Discovering that your online street smarts aren’t up to snuff has got to sting, yet more than a half-million individuals have unflinchingly summoned the courage to take MailFrontier’s Phishing IQ Test since July 2004.

Test takers are asked to scan 10 real-life e-mail messages and judge whether each is a phishing attempt or legitimate commercial correspondence.

Because we thrive on danger in the news profession, I made two decisions this week: I’d take the test myself; and I’d reveal the results here, no matter how abysmal my score. (You’ll simply have to trust me on the pledge and the grade.)

Before we find out if everyone gets to have a good laugh at my expense, let’s take a look at how the masses have been doing on the test. It’s a mixed report card that says plenty about the obstacles being faced today by honest companies that want to connect to their customers via e-mail.

“The first 50,000 who took the test were terrible at identifying the fraudulent e-mail,” says Andy Klein, manager of the MailFrontier Threat Center.
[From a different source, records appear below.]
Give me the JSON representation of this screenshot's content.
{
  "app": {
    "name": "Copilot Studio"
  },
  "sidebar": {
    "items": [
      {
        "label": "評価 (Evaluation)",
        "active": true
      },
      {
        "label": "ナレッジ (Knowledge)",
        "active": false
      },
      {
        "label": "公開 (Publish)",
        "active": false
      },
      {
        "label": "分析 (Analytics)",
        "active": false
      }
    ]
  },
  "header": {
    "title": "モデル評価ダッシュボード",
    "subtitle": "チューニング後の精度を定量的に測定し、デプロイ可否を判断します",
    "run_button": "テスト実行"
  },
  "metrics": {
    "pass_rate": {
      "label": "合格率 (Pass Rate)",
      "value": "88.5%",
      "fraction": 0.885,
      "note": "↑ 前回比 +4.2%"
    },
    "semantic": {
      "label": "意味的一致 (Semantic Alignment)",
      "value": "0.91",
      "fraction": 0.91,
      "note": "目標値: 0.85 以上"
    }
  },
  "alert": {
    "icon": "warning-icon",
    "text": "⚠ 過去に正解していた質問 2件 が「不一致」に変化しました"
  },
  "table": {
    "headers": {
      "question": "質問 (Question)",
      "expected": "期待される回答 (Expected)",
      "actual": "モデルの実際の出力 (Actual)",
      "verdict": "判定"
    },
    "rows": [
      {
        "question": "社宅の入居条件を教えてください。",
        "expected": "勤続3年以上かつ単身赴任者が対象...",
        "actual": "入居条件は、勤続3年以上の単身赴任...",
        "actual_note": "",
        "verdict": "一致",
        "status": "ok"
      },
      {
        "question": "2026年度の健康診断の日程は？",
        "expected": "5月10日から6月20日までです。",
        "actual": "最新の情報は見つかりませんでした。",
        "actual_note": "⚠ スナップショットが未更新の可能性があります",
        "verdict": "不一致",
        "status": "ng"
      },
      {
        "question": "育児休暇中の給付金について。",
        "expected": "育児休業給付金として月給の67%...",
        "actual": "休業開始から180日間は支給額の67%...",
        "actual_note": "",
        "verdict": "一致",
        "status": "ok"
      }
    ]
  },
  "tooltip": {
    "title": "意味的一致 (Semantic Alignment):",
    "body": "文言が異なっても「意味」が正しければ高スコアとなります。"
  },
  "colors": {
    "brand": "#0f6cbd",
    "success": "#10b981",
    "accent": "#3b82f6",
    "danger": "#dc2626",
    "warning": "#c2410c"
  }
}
That group was able to sniff out just north of 60 per cent of the stinky e-mail, meaning that about four of every 10 phishing lures in this mock exercise were gobbled hook, line and credit card number.

“The results have been getting better over time,” Klein says, with the company’s most recent analysis showing an 82 per cent accuracy rate for spotting phishing attempts.

What’s driving the improvement? Growing public awareness of the telltale signs of phishing and greater diligence on the part of legitimate businesses in educating their customers about their standard do’s and don’ts regarding e-mail. “A little bit of knowledge and common sense go a long way,” Klein says.

But the news is far from all rosy. Although people have gotten better at shooting phish in a barrel, that higher success rate has produced collateral damage: A lot more legitimate e-mail is getting tagged as fraudulent. Whereas the early test takers correctly identified 75 per cent of legit e-mail, that rate is now down to 50 per cent, according to Klein.

In other words, people are pretty much guessing.

“The natural reaction is to back away and assume everything is bad,” Klein says. It’s an instinct that online merchants and security vendors are going to need to combat fiercely and effectively, lest it threaten the continued growth of Internet commerce.

OK, how’d I do on the test? Not bad, if I must say so myself: nine out of 10 correct, including nailing all five of the fraudulent e-mails.